Before fleeing to Russia, Snowden famously leaked top-secret controversial government documents, revealing the NSA’s expansive domestic surveillance and bulk data collection. Federal prosecutors charged him with two counts of violating the Espionage Act and one count of theft of government property in 2013.
Unable to pursue a criminal prosecution, the Department of Justice filed a lawsuit against Snowden in September claiming that the publication of his memoir, which was not submitted to the government for pre-approval, violated the secrecy agreements Snowden signed as part of his work for various intelligence agencies.
Attorneys representing Snowden argued that he did not submit his memoir for approval because the government indicated that it would refuse to review the materials in good faith and within a reasonable time, and was selectively choosing to enforce his secrecy agreements out of animus for his point of view.
In a 14-page opinion, Judge Liam O’Grady of the United States District Court for the Eastern District of Virginia rejected Snowden’s arguments and sided with the DOJ, ruling in favor of the department’s motion for summary judgment in the case.
“The terms of these Secrecy Agreements are clear, and provide that [Snowden] is in breach of his contracts and the fiduciary duties identified therein if his public disclosures include the type of information and materials the contracts required to be submitted for prepublication review,” O’Grady wrote. “Because there is no genuine dispute of material fact that Snowden publicly disclosed the type of information and materials described above in Permanent Record and his speeches, the Government is entitled to summary judgement.”
The court’s decision was widely expected by national security experts who have been predicting the outcome since the book was announced.
“Everyone warned Snowden this exact thing would happen, but he and his team did it anyway,” national security attorney Bradley P. Moss told Law&Crime. “This court ruling was not surprising in the slightest, as the case law is explicitly clear on what happens when the person refuses to go through prepublication review.”
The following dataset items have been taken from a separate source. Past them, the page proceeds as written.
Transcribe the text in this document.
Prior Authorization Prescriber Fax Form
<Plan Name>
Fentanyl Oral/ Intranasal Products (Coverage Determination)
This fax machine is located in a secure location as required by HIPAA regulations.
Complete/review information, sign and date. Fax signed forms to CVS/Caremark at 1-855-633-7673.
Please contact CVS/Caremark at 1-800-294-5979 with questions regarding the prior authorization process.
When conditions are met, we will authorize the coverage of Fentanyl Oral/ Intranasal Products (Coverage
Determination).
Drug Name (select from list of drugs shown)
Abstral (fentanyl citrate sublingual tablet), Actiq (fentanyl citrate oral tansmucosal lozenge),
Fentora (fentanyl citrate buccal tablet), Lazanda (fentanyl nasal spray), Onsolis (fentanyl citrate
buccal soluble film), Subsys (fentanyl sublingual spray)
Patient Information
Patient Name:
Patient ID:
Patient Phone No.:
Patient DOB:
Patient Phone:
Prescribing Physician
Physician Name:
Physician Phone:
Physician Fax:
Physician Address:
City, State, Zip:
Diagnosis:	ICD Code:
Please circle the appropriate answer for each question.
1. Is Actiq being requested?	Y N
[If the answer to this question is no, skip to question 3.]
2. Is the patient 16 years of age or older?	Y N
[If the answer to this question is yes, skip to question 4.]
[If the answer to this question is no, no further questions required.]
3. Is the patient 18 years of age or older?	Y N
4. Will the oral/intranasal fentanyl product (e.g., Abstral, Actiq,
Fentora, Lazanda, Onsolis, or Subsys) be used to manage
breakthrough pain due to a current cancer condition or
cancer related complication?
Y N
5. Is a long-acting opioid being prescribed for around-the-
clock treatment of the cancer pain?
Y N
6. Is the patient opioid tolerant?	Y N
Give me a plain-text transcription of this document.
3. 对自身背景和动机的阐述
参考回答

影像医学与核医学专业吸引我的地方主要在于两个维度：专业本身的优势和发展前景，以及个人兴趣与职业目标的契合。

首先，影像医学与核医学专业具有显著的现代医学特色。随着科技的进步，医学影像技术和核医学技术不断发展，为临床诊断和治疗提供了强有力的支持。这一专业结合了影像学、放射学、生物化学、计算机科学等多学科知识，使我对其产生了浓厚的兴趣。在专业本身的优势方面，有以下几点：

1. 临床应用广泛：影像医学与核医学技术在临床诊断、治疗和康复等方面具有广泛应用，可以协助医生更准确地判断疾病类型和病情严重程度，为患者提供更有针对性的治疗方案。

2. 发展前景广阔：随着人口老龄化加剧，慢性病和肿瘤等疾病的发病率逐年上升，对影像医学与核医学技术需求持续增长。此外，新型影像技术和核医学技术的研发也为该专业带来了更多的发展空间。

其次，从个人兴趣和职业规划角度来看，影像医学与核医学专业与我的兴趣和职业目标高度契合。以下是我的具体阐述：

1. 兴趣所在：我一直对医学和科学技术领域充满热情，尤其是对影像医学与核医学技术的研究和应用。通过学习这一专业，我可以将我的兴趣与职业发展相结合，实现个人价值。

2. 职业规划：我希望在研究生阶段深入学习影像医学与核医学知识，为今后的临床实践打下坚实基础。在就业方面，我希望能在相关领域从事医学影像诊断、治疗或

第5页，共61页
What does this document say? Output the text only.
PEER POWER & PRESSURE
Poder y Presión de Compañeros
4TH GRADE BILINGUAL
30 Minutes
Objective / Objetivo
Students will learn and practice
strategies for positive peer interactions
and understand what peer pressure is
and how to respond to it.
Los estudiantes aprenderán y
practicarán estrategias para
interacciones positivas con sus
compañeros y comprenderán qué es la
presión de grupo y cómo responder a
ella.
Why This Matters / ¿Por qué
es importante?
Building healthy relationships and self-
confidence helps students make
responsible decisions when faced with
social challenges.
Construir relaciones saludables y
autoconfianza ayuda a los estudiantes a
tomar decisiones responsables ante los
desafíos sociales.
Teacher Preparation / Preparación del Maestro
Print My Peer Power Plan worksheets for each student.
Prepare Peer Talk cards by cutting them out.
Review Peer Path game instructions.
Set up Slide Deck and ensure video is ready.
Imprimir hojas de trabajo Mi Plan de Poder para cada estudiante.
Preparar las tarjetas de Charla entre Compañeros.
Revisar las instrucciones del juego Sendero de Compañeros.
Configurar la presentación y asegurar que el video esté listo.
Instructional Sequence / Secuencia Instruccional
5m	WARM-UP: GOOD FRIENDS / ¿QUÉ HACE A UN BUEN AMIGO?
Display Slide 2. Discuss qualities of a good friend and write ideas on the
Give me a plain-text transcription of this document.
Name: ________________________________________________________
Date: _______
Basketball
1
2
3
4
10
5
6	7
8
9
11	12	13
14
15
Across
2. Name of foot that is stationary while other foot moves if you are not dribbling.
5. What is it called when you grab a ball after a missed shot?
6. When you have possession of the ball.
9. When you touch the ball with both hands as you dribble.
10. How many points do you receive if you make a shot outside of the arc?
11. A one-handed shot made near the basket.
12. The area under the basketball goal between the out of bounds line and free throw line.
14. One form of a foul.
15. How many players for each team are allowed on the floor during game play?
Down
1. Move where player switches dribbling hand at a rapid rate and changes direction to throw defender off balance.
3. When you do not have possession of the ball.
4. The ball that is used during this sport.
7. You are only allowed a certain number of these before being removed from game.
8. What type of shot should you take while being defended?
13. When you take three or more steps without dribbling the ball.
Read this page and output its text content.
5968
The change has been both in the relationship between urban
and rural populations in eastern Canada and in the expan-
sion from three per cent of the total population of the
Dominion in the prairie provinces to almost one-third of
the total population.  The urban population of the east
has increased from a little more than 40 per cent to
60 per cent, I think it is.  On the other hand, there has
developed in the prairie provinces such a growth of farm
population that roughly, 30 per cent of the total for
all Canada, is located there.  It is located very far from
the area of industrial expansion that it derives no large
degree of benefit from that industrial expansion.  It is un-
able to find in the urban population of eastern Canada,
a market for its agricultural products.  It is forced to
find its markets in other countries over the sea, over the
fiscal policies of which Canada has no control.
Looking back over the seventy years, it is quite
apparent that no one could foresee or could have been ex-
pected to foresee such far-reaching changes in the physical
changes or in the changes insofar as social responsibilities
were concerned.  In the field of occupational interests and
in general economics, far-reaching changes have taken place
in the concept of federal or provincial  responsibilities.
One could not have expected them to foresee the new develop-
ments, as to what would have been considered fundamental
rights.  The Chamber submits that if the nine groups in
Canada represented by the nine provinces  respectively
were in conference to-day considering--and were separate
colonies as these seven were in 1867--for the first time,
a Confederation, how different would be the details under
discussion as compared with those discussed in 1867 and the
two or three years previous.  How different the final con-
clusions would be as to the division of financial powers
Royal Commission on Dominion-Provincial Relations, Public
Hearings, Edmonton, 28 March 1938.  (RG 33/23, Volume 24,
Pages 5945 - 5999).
Attorneys representing Snowden said they disagree with the court’s ruling and will review their options.
“It’s farfetched to believe that the government would have reviewed Mr. Snowden’s book or anything else he submitted in good faith. For that reason, Mr. Snowden preferred to risk his future royalties than to subject his experiences to improper government censorship,” Brett Max Kaufman, one of the attorneys on Snowden’s legal team said in a statement Tuesday.